Старик жарит на гриле сосиски, ему помогает молодой человек с непослушными кудрями. Пожилая женщина в прозрачном сарафане сидит в походном кресле рядом с юной девушкой в сарафане, усыпанном подсолнухами. Они не испуганные астронавты, дрейфующие в бесконечной вселенной. Они – всего лишь четыре обычных исследователя родной земли. Их не окружают гигантские опасные льдины, которые они должны пересечь, несмотря на снежные бури и голод. Вокруг только сухая трава с редкими одуванчиками, выглядывающими из-под земли в этот летний вечер.
Солнце садится. Розовое небо окрашивает в такой же цвет нежную рябь озера. Сверчки начинают свой вечерний концерт. Остается пройти не так много, и теперь Доун Селеста и Люк Мессенджер путешествуют вместе с дедушкой Эдом и Аннабель, следуя за ними до конца. Аннабель трудно поверить в то, что может наступить конец. У нее такое чувство, что она будет бежать и бежать вечно.
Об этом она и говорит старушке-хиппи:
– Я чувствую, что буду бежать и бежать вечно.
– Это страшно, не правда ли? Думать о том, что придет пора остановиться?
Она проникает в самую суть, эта Доун Селеста. Аннабель интересно, была ли ее бабушка такой же. Упрямым, но нежным дедушкам нужны именно такие спутницы.
– Так и есть. Мне страшно. Из-за Сета Греггори.
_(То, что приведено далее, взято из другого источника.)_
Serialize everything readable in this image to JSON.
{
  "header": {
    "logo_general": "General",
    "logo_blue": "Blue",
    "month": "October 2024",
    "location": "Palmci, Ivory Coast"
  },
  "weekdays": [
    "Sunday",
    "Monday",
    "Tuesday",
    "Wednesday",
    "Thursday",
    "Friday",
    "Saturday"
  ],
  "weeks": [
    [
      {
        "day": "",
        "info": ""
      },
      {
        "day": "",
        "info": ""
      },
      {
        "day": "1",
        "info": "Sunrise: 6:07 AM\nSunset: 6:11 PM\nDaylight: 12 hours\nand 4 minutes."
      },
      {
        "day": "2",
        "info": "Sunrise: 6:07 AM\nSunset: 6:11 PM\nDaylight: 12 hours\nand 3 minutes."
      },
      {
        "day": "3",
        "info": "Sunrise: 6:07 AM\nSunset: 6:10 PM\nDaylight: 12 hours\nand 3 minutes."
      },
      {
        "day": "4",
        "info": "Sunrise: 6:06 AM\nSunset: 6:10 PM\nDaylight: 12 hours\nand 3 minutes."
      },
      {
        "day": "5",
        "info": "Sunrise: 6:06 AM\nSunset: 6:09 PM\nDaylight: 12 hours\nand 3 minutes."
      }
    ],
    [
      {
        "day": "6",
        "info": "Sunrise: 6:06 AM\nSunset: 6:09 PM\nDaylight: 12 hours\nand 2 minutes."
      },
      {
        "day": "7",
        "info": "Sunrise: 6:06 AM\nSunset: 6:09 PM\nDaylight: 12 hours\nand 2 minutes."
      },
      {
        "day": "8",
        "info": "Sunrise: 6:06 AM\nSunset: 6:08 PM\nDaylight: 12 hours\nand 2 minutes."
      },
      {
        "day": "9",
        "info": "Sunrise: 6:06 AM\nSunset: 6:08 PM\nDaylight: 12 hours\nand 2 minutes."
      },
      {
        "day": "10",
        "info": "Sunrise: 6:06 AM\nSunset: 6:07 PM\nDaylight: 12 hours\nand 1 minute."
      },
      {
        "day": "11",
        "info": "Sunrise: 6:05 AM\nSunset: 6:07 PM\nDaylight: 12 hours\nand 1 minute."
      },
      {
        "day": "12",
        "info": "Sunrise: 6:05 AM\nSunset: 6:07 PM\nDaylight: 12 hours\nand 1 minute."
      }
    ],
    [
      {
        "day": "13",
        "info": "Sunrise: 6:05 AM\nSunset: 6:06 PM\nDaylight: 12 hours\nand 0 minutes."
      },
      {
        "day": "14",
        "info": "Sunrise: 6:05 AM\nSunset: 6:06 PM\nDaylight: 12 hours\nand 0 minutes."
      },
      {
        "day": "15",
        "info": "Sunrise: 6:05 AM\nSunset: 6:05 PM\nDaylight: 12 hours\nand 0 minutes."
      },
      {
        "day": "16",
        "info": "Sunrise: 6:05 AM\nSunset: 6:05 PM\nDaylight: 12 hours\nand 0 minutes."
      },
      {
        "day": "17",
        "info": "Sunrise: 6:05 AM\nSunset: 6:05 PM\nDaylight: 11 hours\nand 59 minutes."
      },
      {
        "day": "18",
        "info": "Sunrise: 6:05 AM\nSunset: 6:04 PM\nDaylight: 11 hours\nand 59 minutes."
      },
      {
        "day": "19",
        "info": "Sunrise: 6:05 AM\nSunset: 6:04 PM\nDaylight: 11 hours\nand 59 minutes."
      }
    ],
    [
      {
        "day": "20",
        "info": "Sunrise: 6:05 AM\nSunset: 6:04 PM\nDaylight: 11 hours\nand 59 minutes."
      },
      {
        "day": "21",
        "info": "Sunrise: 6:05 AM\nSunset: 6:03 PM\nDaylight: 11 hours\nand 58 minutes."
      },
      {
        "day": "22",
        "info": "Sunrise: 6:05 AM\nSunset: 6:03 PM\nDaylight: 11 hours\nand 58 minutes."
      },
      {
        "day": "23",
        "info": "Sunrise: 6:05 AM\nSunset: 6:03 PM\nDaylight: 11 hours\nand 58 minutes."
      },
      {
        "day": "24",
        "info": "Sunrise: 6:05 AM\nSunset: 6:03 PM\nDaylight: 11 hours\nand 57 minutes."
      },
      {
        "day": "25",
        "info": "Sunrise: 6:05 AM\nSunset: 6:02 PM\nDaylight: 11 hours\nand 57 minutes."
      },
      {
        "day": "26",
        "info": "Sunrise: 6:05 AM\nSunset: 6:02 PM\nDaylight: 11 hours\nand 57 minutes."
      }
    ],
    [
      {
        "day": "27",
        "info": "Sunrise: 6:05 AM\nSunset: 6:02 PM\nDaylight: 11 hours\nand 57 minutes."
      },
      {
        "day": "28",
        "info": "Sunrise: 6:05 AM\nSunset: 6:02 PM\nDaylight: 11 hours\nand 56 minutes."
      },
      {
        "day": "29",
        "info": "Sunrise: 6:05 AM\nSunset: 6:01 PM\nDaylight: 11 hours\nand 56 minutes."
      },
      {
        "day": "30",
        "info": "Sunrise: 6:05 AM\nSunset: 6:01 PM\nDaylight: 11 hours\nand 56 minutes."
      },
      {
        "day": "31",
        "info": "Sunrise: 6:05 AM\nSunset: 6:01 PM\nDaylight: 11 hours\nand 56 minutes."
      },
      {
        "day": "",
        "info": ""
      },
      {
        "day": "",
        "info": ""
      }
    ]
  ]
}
– Он на твоей стороне. Он там, чтобы помочь и подготовить тебя. Вы отрепетируете то, что там будет происходить, чтобы ты уже ничего не боялась. Я знаю, как все это проходит. Знаешь, откуда? Когда мне было двадцать три года, я тогда училась в колледже, на меня было совершено нападение.
– О боже. Мне очень жаль.
– Кажется, что это было очень, очень давно, разве что иногда по ночам, когда я одна в своем доме, мне мерещится, будто я что-то слышу. И тогда кошмар возвращается. Мужчина вламывается ко мне в квартиру. Он стоит над моей кроватью. Тянет ко мне руки. И убегает, когда я начинаю вопить.
– Ужас какой.
– Так и было. Как я уже сказала, иногда это остается с тобой навсегда. Эти засранцы обеспечивают тебе пожизненный приговор. Но еще страшнее той ночи было встретиться с ним в суде, как тебе предстоит это в сентябре. Снова оказаться в одной комнате с теми, про кого ты знаешь, на что они способны… Я не сравниваю то, что случилось со мной, и твою трагедию. Но знаешь что? Когда это произошло, после того как я увидела его в суде, мне стало немного легче. Я сделала это – то, чего так боялась. Преодолела свой главный страх. Я встретилась с ним лицом к лицу. Я использовала свой голос, чтобы противостоять ему. И он сидел в кандалах, а я была свободна.
– Я даже не догадывалась.
– О, каждый человек – это книга из глав. Некоторые из них славные, а есть темные и уродливые. Все мы проходим через какие-то испытания. И нам, выжившим, полагаются нашивки за это. – Она шлепает себя по руке, показывая, где должен красоваться знак отличия. – Как у скаутов из отряда номер 163.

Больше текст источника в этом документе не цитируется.